Breast surgery is often not a consideration for patients with metastatic breast cancer. However, breast surgery can be offered for palliation of symptoms, taking into consideration the risks and benefits of such intervention, in a patient with an ulcerated, bleeding, or a fungating tumor mass, that cannot be controlled with systemic therapy. A few previously published studies which evaluated the addition of surgical resection of the primary tumor to systemic therapy, among patients with metastatic HER2-positive breast cancer, have provided mixed results, with one study showing improved outcomes. The authors therefore conducted a retrospective study to examine the impact of primary breast tumor resection on survival, in HER2-positive Stage IV breast cancer patients, treated with HER2 targeted therapy.

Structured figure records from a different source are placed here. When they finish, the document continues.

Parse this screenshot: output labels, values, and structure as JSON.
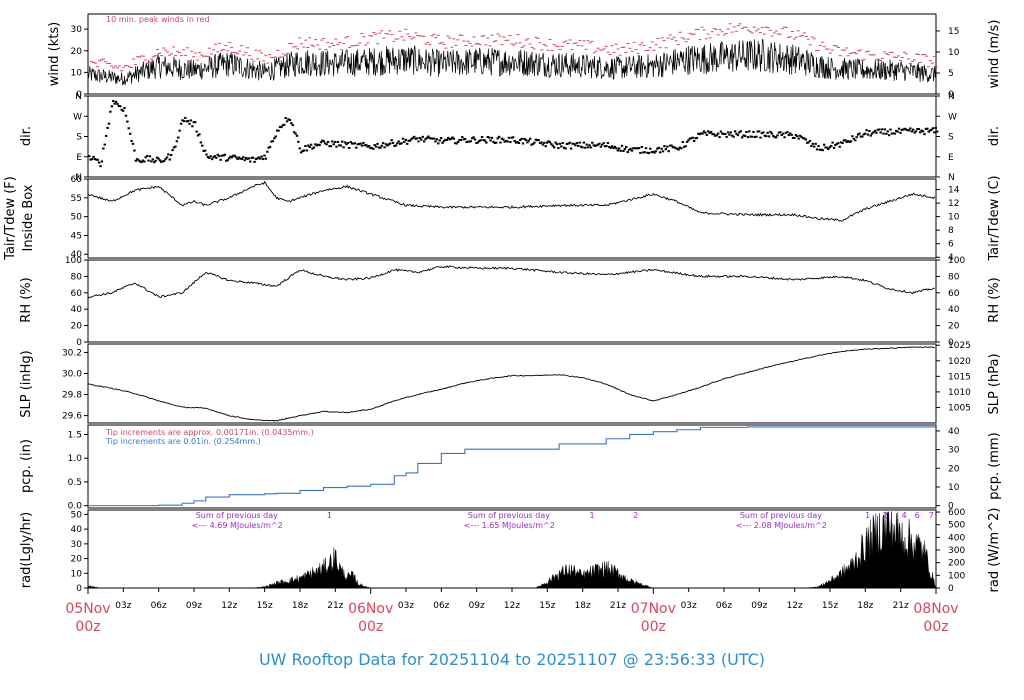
{
  "title": "UW Rooftop Data for 20251104  to  20251107 @ 23:56:33  (UTC)",
  "colors": {
    "peak": "#d9465f",
    "precip": "#3a74c9",
    "purple": "#9a2bd0",
    "day": "#d9465f",
    "title": "#2b8fd0"
  },
  "x_axis": {
    "hour_ticks": [
      "03z",
      "06z",
      "09z",
      "12z",
      "15z",
      "18z",
      "21z",
      "03z",
      "06z",
      "09z",
      "12z",
      "15z",
      "18z",
      "21z",
      "03z",
      "06z",
      "09z",
      "12z",
      "15z",
      "18z",
      "21z"
    ],
    "hour_values": [
      3,
      6,
      9,
      12,
      15,
      18,
      21,
      27,
      30,
      33,
      36,
      39,
      42,
      45,
      51,
      54,
      57,
      60,
      63,
      66,
      69
    ],
    "days": [
      {
        "day": "05Nov",
        "hour": "00z",
        "h": 0
      },
      {
        "day": "06Nov",
        "hour": "00z",
        "h": 24
      },
      {
        "day": "07Nov",
        "hour": "00z",
        "h": 48
      },
      {
        "day": "08Nov",
        "hour": "00z",
        "h": 72
      }
    ],
    "range_hours": [
      0,
      72
    ]
  },
  "panels": {
    "wind": {
      "left_label": "wind (kts)",
      "right_label": "wind (m/s)",
      "left_ticks": [
        "0",
        "10",
        "20",
        "30"
      ],
      "right_ticks": [
        "0",
        "5",
        "10",
        "15"
      ],
      "note": "10 min. peak winds in red"
    },
    "dir": {
      "left_label": "dir.",
      "right_label": "dir.",
      "ticks": [
        "N",
        "E",
        "S",
        "W",
        "N"
      ]
    },
    "temp": {
      "left_label": "Tair/Tdew (F)",
      "left_label2": "Inside Box",
      "right_label": "Tair/Tdew (C)",
      "left_ticks": [
        "40",
        "45",
        "50",
        "55",
        "60"
      ],
      "right_ticks": [
        "4",
        "6",
        "8",
        "10",
        "12",
        "14"
      ]
    },
    "rh": {
      "left_label": "RH (%)",
      "right_label": "RH (%)",
      "ticks": [
        "0",
        "20",
        "40",
        "60",
        "80",
        "100"
      ]
    },
    "slp": {
      "left_label": "SLP (inHg)",
      "right_label": "SLP (hPa)",
      "left_ticks": [
        "29.6",
        "29.8",
        "30.0",
        "30.2"
      ],
      "right_ticks": [
        "1005",
        "1010",
        "1015",
        "1020",
        "1025"
      ]
    },
    "pcp": {
      "left_label": "pcp. (in)",
      "right_label": "pcp. (mm)",
      "left_ticks": [
        "0.0",
        "0.5",
        "1.0",
        "1.5"
      ],
      "right_ticks": [
        "0",
        "10",
        "20",
        "30",
        "40"
      ],
      "note_red": "Tip increments are approx. 0.00171in. (0.0435mm.)",
      "note_blue": "Tip increments are 0.01in. (0.254mm.)"
    },
    "rad": {
      "left_label": "rad(Lgly/hr)",
      "right_label": "rad (W/m^2)",
      "left_ticks": [
        "0",
        "10",
        "20",
        "30",
        "40",
        "50"
      ],
      "right_ticks": [
        "0",
        "100",
        "200",
        "300",
        "400",
        "500",
        "600"
      ],
      "sums": [
        {
          "line1": "Sum of previous day",
          "line2": "<--- 4.69 MJoules/m^2"
        },
        {
          "line1": "Sum of previous day",
          "line2": "<--- 1.65 MJoules/m^2"
        },
        {
          "line1": "Sum of previous day",
          "line2": "<--- 2.08 MJoules/m^2"
        }
      ],
      "markers": [
        {
          "text": "1",
          "h": 20.5
        },
        {
          "text": "1",
          "h": 42.8
        },
        {
          "text": "2",
          "h": 46.5
        },
        {
          "text": "1",
          "h": 66.2
        },
        {
          "text": "2",
          "h": 67.7
        },
        {
          "text": "4",
          "h": 69.3
        },
        {
          "text": "6",
          "h": 70.4
        },
        {
          "text": "7",
          "h": 71.6
        }
      ]
    }
  },
  "chart_data": [
    {
      "type": "line",
      "panel": "wind",
      "ylabel": "wind (kts)",
      "ylim": [
        0,
        37
      ],
      "x": [
        0,
        3,
        6,
        9,
        12,
        15,
        18,
        21,
        24,
        27,
        30,
        33,
        36,
        39,
        42,
        45,
        48,
        51,
        54,
        57,
        60,
        63,
        66,
        69,
        72
      ],
      "series": [
        {
          "name": "wind",
          "values": [
            9,
            7,
            13,
            11,
            14,
            10,
            15,
            14,
            15,
            16,
            14,
            15,
            15,
            14,
            13,
            12,
            13,
            16,
            17,
            18,
            16,
            12,
            11,
            11,
            9
          ]
        },
        {
          "name": "10 min. peak winds in red",
          "values": [
            14,
            12,
            20,
            18,
            22,
            16,
            24,
            23,
            26,
            27,
            24,
            25,
            25,
            23,
            22,
            20,
            23,
            27,
            30,
            31,
            27,
            20,
            18,
            17,
            15
          ]
        }
      ]
    },
    {
      "type": "scatter",
      "panel": "dir",
      "ylabel": "dir.",
      "ylim": [
        0,
        360
      ],
      "x": [
        0,
        1,
        2,
        3,
        4,
        5,
        6,
        7,
        8,
        9,
        10,
        12,
        14,
        15,
        16,
        17,
        18,
        19,
        20,
        24,
        28,
        30,
        32,
        36,
        40,
        44,
        46,
        48,
        50,
        52,
        56,
        60,
        62,
        64,
        66,
        68,
        72
      ],
      "series": [
        {
          "name": "dir.",
          "values": [
            85,
            60,
            340,
            300,
            75,
            80,
            70,
            95,
            260,
            230,
            90,
            85,
            75,
            95,
            210,
            270,
            120,
            140,
            150,
            135,
            170,
            160,
            165,
            165,
            140,
            140,
            120,
            120,
            130,
            190,
            190,
            185,
            125,
            150,
            195,
            200,
            205
          ]
        }
      ]
    },
    {
      "type": "line",
      "panel": "temp",
      "ylabel": "Tair/Tdew (F)",
      "ylim": [
        39,
        60
      ],
      "x": [
        0,
        2,
        4,
        6,
        8,
        9,
        10,
        12,
        14,
        15,
        16,
        17,
        18,
        20,
        22,
        24,
        27,
        30,
        33,
        36,
        40,
        44,
        48,
        50,
        52,
        56,
        60,
        62,
        64,
        66,
        68,
        70,
        72
      ],
      "series": [
        {
          "name": "Tair/Tdew",
          "values": [
            56,
            54,
            57,
            58,
            53,
            54,
            53,
            55,
            58,
            59,
            55,
            54,
            55,
            57,
            58,
            56,
            53,
            52.5,
            52.5,
            52.5,
            53,
            53,
            56,
            54,
            51,
            50.5,
            50.5,
            49.5,
            49,
            52,
            54,
            56,
            55
          ]
        }
      ]
    },
    {
      "type": "line",
      "panel": "rh",
      "ylabel": "RH (%)",
      "ylim": [
        0,
        100
      ],
      "x": [
        0,
        2,
        4,
        6,
        8,
        10,
        12,
        14,
        16,
        18,
        20,
        22,
        24,
        26,
        28,
        30,
        33,
        36,
        40,
        44,
        48,
        50,
        52,
        56,
        60,
        64,
        66,
        68,
        70,
        72
      ],
      "series": [
        {
          "name": "RH",
          "values": [
            55,
            60,
            72,
            55,
            60,
            85,
            75,
            72,
            68,
            88,
            80,
            76,
            78,
            88,
            85,
            92,
            90,
            90,
            85,
            82,
            88,
            84,
            80,
            80,
            76,
            80,
            75,
            65,
            60,
            66
          ]
        }
      ]
    },
    {
      "type": "line",
      "panel": "slp",
      "ylabel": "SLP (inHg)",
      "ylim": [
        29.53,
        30.28
      ],
      "x": [
        0,
        2,
        4,
        6,
        8,
        10,
        12,
        14,
        16,
        18,
        20,
        22,
        24,
        26,
        28,
        30,
        32,
        34,
        36,
        38,
        40,
        42,
        44,
        46,
        48,
        50,
        52,
        54,
        56,
        58,
        60,
        62,
        64,
        66,
        68,
        70,
        72
      ],
      "series": [
        {
          "name": "SLP",
          "values": [
            29.9,
            29.86,
            29.81,
            29.74,
            29.68,
            29.67,
            29.6,
            29.56,
            29.55,
            29.6,
            29.64,
            29.63,
            29.66,
            29.74,
            29.8,
            29.85,
            29.91,
            29.95,
            29.98,
            29.98,
            29.99,
            29.96,
            29.9,
            29.8,
            29.74,
            29.8,
            29.87,
            29.95,
            30.01,
            30.07,
            30.12,
            30.17,
            30.21,
            30.23,
            30.24,
            30.25,
            30.25
          ]
        }
      ]
    },
    {
      "type": "area",
      "panel": "pcp",
      "ylabel": "pcp. (in)",
      "ylim": [
        -0.05,
        1.7
      ],
      "x": [
        0,
        6,
        8,
        9,
        10,
        12,
        15,
        16,
        18,
        20,
        22,
        24,
        26,
        27,
        28,
        30,
        32,
        36,
        40,
        44,
        46,
        48,
        50,
        52,
        56,
        60,
        64,
        68,
        72
      ],
      "series": [
        {
          "name": "pcp.",
          "values": [
            0,
            0.01,
            0.05,
            0.1,
            0.18,
            0.23,
            0.25,
            0.26,
            0.32,
            0.38,
            0.41,
            0.45,
            0.63,
            0.69,
            0.89,
            1.1,
            1.19,
            1.19,
            1.3,
            1.41,
            1.5,
            1.56,
            1.6,
            1.65,
            1.66,
            1.66,
            1.66,
            1.66,
            1.66
          ]
        }
      ]
    },
    {
      "type": "area",
      "panel": "rad",
      "ylabel": "rad(Lgly/hr)",
      "ylim": [
        0,
        53
      ],
      "x": [
        0,
        1,
        14,
        15,
        16,
        17,
        18,
        19,
        20,
        20.5,
        21,
        21.5,
        22,
        22.5,
        23,
        24,
        38,
        39,
        40,
        41,
        42,
        43,
        44,
        45,
        46,
        47,
        48,
        61,
        62,
        63,
        64,
        65,
        66,
        67,
        68,
        69,
        70,
        71,
        72
      ],
      "series": [
        {
          "name": "rad",
          "values": [
            2,
            0,
            0,
            1,
            4,
            6,
            8,
            12,
            16,
            20,
            25,
            14,
            9,
            10,
            3,
            0,
            0,
            5,
            12,
            15,
            10,
            14,
            16,
            12,
            6,
            3,
            0,
            0,
            1,
            6,
            12,
            20,
            35,
            45,
            52,
            43,
            38,
            30,
            0
          ]
        }
      ]
    }
  ]
}
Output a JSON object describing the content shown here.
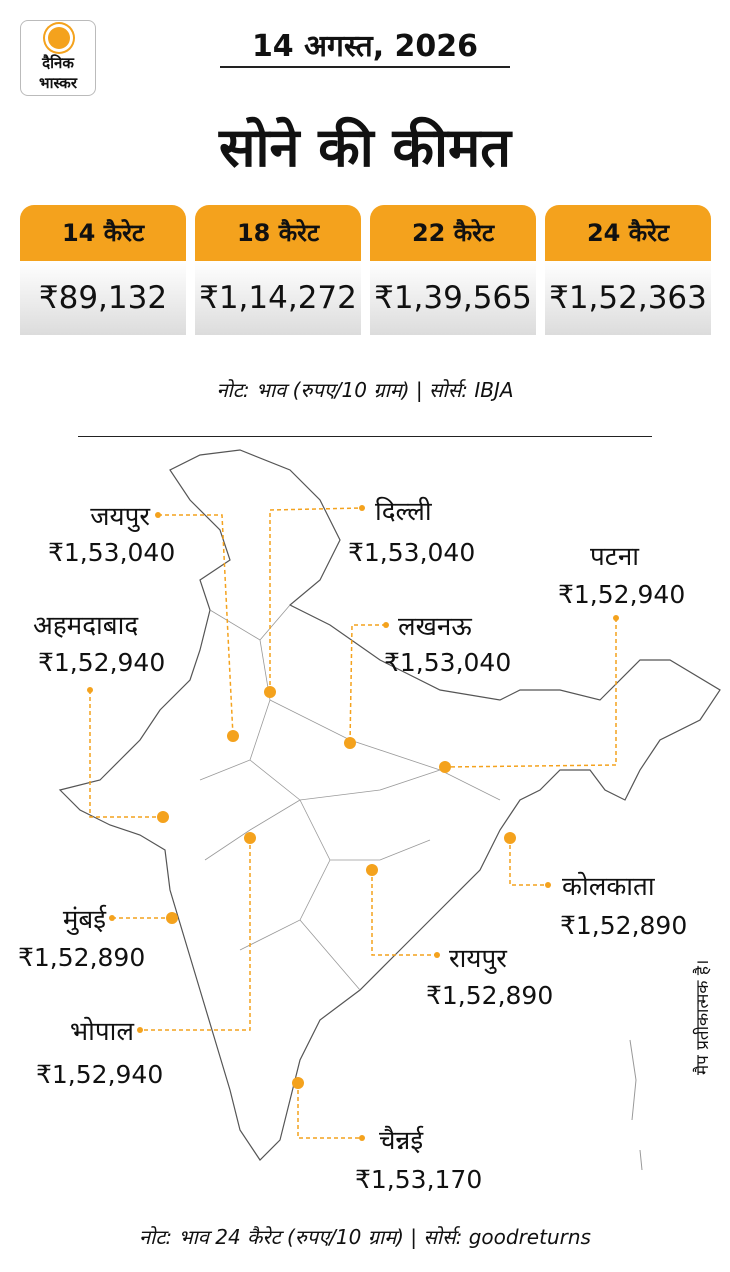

This retrospective cohort study included records of 3,231 women with HER2 positive Stage IV breast cancer from the National Cancer Database, from 2010 to 2012. Of these women, 89.4% had received chemotherapy/anti-HER2 targeted therapies, 37.7% had received endocrine therapy, 31.8% had received radiation and 25% of the patients had bone only metastasis. Overall, 1,130 women (35%) underwent primary breast tumor resection. The mean age of those who had surgery was 56 years and the Primary endpoints were receipt of surgery and Overall Survival (OS).
At a median follow-up of 21.2 months, the median OS for patients who had surgery was 25 months compared with 18 months for those who did not undergo surgical resection (HR=0.56; P=0.0004). This suggested a 44% reduction in the risk of death with primary breast tumor resection. Patients having Medicare/other government or private insurance, as well as those who received radiation, chemotherapy/anti-HER2 targeted therapies and endocrine therapy were more likely to have surgery. Additionally, Caucasian women were also more likely than non-Hispanic black women, to have surgery. These findings suggested that women with Medicare or private insurance as well as white women were also more likely to have surgery and less likely to die of their disease, than non-Hispanic black women, and those with Medicaid or no insurance.
It was concluded that after controlling for independent variables, surgery of the primary site, in patients with metastatic HER2 positive breast cancer who are managed with present day contemporary treatment, is associated with improved Overall Survival. Breast surgery should therefore be discussed as a part of the treatment strategy, for qualified women, in this patient group. The impact of primary tumor surgery on survival in HER2 positive stage IV breast cancer patients in the current era of targeted therapy. Mudgway R, Chavez de Paz Villaneva C, Lin AC, et al. Presented at AACR Annual Meeting; March 29 to April 3, 2019; Atlanta, GA. Abstract 4873.